Today, the health risks associated with asbestos, namely lung cancer, are well known. But homes built or renovated between 1930 and 1970 may still contain asbestos products.
If you think your home or workplace may contain asbestos, talk to your health care provider immediately about the potential health risks to your pregnancy. You may also need to consult an asbestos removal professional about getting the asbestos out of your home. Minimize your exposure to asbestos by staying away from household or workplace renovations, especially when asbestos-containing materials are known to be present.
If you smoke, now is the time to quit. Check out one of these resources for help and support: Smoke Free, Quit Now (1-800-QUIT-NOW), and the American Legacy Foundation. Do whatever it takes to get the help you need, for your own health as well as your baby's.
By far, one of the most dangerous toxins that you and your baby can come in contact with is tobacco smoke. The list of health problems associated with smoking during pregnancy is long. The most devastating side effect is the strong link between smoking and SIDS (sudden infant death syndrome). Smoking during pregnancy, and when a child is first born, doubles the baby's risk of dying from SIDS. And you don't even have to be the one doing the smoking. Exposure to second-hand smoke during pregnancy is linked to lower birth weight and increased risk of cancer in both mothers and babies.
Don't smoke when you are pregnant or after your baby is born, and avoid those who do. At work, try not to hang out in a breakroom that is commonly frequented by smokers. And don't let anyone smoke in your home, near your work space, or in your car.
Mercury is a cumulative heavy metal that is extremely toxic to both humans and the environment. It can be absorbed the through the skin, ingested through eating, or breathed in through the lungs.
How can I safely dispose of mercury?
Mercury is found in a number of household items like electronics, watch batteries, old-style glass thermometers, and fluorescent light bulbs. Because of its toxicity and persistence in the environment, you should never toss any products containing mercury into the waste stream. Instead, contact your local waste management service to find out how to safely dispose of mercury-containing items in your area.
Mercury destroys the central nervous system and many other organs. Sufficient exposure can result in brain damage, insanity, and death. Mercury is also a persistent toxin in the environment.
It's important to avoid nitrates that are found in processed meats.

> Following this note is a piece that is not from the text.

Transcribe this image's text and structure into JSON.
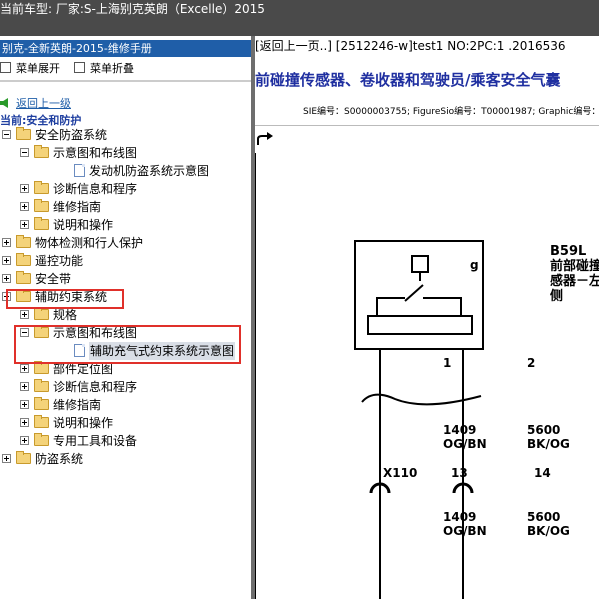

But that's not the only place that nitrates are found. Approximately 4.5 million people in the United States have drinking water that exceeds the EPA's maximum allowable contaminant levels for nitrates. So it is a good idea to check your local water quality report and make sure the level of nitrates is at an acceptable level.
Nitrate contamination in water occurs due to fertilizers, animal waste, and septic tank waste. So it is more prone to occur in agricultural areas. If your water does test positive for nitrates, you can install an ion-exchange water softener, reverse-osmosis, or distillation filtration system to reduce the levels of nitrates in your water.